In severe cases facial swelling, fluid in the lung cavity, bleeding from the mouth, nose, vagina or gastrointestinal tract and low blood pressure may develop, while protein may be noted in the urine, even as death usually occurs within 14 days of onset in fatal cases. Incidentally, this is not the first time Nigeria would be witnessing an outbreak of Lassa fever. In 2012, there were 397 suspected cases of the disease in Borno, Gombe, Yobe, Taraba, Plateau, Nasarawa, Ebonyi, Edo, Ondo, Rivers, Anambra and Lagos states, with 40 fatalities.
Ironically, the virus was discovered in 1969, in Lassa, Plateau State when two nurses in the town died mysteriously.
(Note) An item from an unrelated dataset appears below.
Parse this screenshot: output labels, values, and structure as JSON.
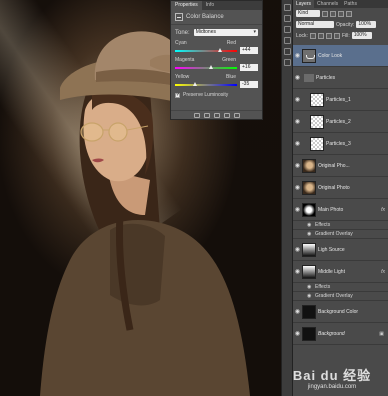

It was later found that the disease is transmitted by rodents, specifically multimammate mice that is ubiquitous in human households and eaten as a delicacy in some areas.
We are therefore calling on the health authorities to mount widespread sensitisation campaign on the dangers posed by rodents and the need to keep them out of homes and food supplies. It is also pertinent to stress the need in maintaining personal hygiene, disposing of garbage properly, and keeping cats. Moreover, Family members should always be careful to avoid contact with blood and body fluids while caring for sick persons.